La voix morte de mon père grésille encore dans les oreilles. Je l’entends certaines nuits répéter ce qu’enfant, adolescent et adulte marié, il ne cessait de me dire.


Photo © NTM
La terre brûle de feu
Compte ton pied
La vie n’est pas calme
Va sur ses bords.
Ne vis pas rat
Porte la vigilance de l’écureuil
Il s’échappe au pas du chasseur.
La mort, tu ne peux l’éviter
Mais elle n’est pas gaie la mort d’une chienne
La fuite n’est pas lâcheté.
Vivant tu diras ta vérité
Vis sur les bords de la vie.
Ta femme tu la prendras ni un jour de marché
Ni un jour de messe ;
Je n’oublie pas un jour de fête.
Et n’oublie jamais : dans la femme
Dans la terre et l’argent
Vit la mort.
La nuit dors ton sommeil :
Le soleil se lève là.
Le méchant sème son mal quand le soleil ferme l’œil
Donc regarde bien et ne dors jamais le sommeil de personne.
Ne commence jamais une querelle ; n’en sois pas la fin
Va ton chemin
Et quand un jour tu seras parti
Tous te verront et t’entendront partout !




mercredi 8 novembre 2017

Il faut secouer le sort, dit-on!



Photo © NTM 13/09/2012
Je suis aux funérailles du chien :
Le soleil enrhumé est enfermé dans mon cœur.
J’ai accroché à mon front
Une toute petite étoile
Il faut secouer le sort, dit-on !
Depuis l’aube
Je suis venu m’asseoir au bord du sentier
Les yeux fondus, je regarde :
Par quel chemin viendras-tu
Par la main me prendre ?
Je regarde cette mer de croix sombres
Et mon cœur fendu déverse ses eaux
Quand reviendras-tu ?
Le soleil mort ne dort plus dans mon cœur
Les tentacules de ma mémoire
Te cherchent dans une présence effacée.
Au bord du sentier à attendre mon lot
Je suis aux funérailles du chien.


mardi 31 octobre 2017

La sève au fruit va

Oreille crèverait-elle, si bal
A Bafilo, bal à Lama-tessi  
En s’accouplant devenaient baux
Ou carnaval à cheval, carnavaux ?

Il faut des faits dire l’essentiel
Aux maux refuser remède superficiel
Car le soleil toujours à l’est se lève
Pareil du roi la mort au trône sonne la trêve.

La chose en Humanie, contrée entre folie
Amour dévasté, haine et cités démolies
Arriva.

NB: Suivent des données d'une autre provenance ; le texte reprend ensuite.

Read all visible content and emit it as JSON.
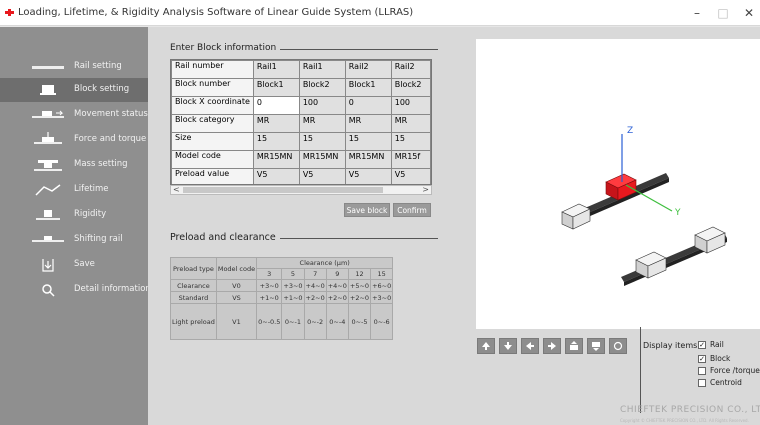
{
  "window": {
    "title": "Loading, Lifetime, & Rigidity Analysis Software of Linear Guide System (LLRAS)",
    "minimize": "–",
    "maximize": "□",
    "close": "✕"
  },
  "sidebar": {
    "items": [
      {
        "label": "Rail setting",
        "icon": "rail-icon",
        "active": false
      },
      {
        "label": "Block setting",
        "icon": "block-icon",
        "active": true
      },
      {
        "label": "Movement status",
        "icon": "movement-icon",
        "active": false
      },
      {
        "label": "Force and torque",
        "icon": "force-torque-icon",
        "active": false
      },
      {
        "label": "Mass setting",
        "icon": "mass-icon",
        "active": false
      },
      {
        "label": "Lifetime",
        "icon": "lifetime-icon",
        "active": false
      },
      {
        "label": "Rigidity",
        "icon": "rigidity-icon",
        "active": false
      },
      {
        "label": "Shifting rail",
        "icon": "shift-rail-icon",
        "active": false
      },
      {
        "label": "Save",
        "icon": "save-icon",
        "active": false
      },
      {
        "label": "Detail information",
        "icon": "search-icon",
        "active": false
      }
    ]
  },
  "block_info": {
    "group_title": "Enter Block information",
    "row_headers": [
      "Rail number",
      "Block number",
      "Block X coordinate",
      "Block category",
      "Size",
      "Model code",
      "Preload value"
    ],
    "columns": [
      [
        "Rail1",
        "Block1",
        "0",
        "MR",
        "15",
        "MR15MN",
        "V5"
      ],
      [
        "Rail1",
        "Block2",
        "100",
        "MR",
        "15",
        "MR15MN",
        "V5"
      ],
      [
        "Rail2",
        "Block1",
        "0",
        "MR",
        "15",
        "MR15MN",
        "V5"
      ],
      [
        "Rail2",
        "Block2",
        "100",
        "MR",
        "15",
        "MR15f",
        "V5"
      ]
    ],
    "save_button": "Save block",
    "confirm_button": "Confirm",
    "scroll_left": "<",
    "scroll_right": ">"
  },
  "preload": {
    "group_title": "Preload and clearance",
    "col_preload_type": "Preload type",
    "col_model_code": "Model code",
    "clearance_header": "Clearance (μm)",
    "sizes": [
      "3",
      "5",
      "7",
      "9",
      "12",
      "15"
    ],
    "rows": [
      {
        "type": "Clearance",
        "code": "V0",
        "values": [
          "+3~0",
          "+3~0",
          "+4~0",
          "+4~0",
          "+5~0",
          "+6~0"
        ]
      },
      {
        "type": "Standard",
        "code": "VS",
        "values": [
          "+1~0",
          "+1~0",
          "+2~0",
          "+2~0",
          "+2~0",
          "+3~0"
        ]
      },
      {
        "type": "Light preload",
        "code": "V1",
        "values": [
          "0~-0.5",
          "0~-1",
          "0~-2",
          "0~-4",
          "0~-5",
          "0~-6"
        ]
      }
    ]
  },
  "viewer": {
    "axis_z": "Z",
    "axis_y": "Y",
    "display_items_label": "Display items",
    "items": [
      {
        "label": "Rail",
        "checked": true
      },
      {
        "label": "Block",
        "checked": true
      },
      {
        "label": "Force /torque",
        "checked": false
      },
      {
        "label": "Centroid",
        "checked": false
      }
    ],
    "check_mark": "✓",
    "brand": "CHIEFTEK PRECISION CO., LTD.",
    "brand_sub": "Copyright © CHIEFTEK PRECISION CO., LTD. All Rights Reserved."
  },
  "colors": {
    "sidebar_bg": "#8f8f8f",
    "sidebar_active": "#6e6e6e",
    "block_selected": "#e8191e",
    "axis_z": "#2a5fd6",
    "axis_y": "#3fbf3f"
  }
}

De donner l’eau à la terre le ciel refusait
Des mois et des lustres le refus durait.

Le soleil brûlait, être, animaux périssaient
Le sang à Sansané, à Sokodé, la furie du soleil déversait.
Dans la savane, solitaire, fi des pareils morts
Un arbre tint palabre : de ses parties en dépendait le sort.

Les attributs pervertis, le sceptre confié au fruit  
Le fit roi. Les racines louangèrent en mille bruits
Le souverain. Le tronc saprophyte fit allégeance
Et l’ignominie actée, hissa son élégance.

Personne au fruit ne rappela que de la terre
Par le sein des racines et les bras du tronc
La sève portée rend le fruit bon
Et qu’il est coupable de cette vérité taire.

En Humanie, contrée entre folie
Amour souillure, haine et espoirs démolis
Peuple nourricier au roi est assujetti
Et périt qui voulut cet ordre détruit.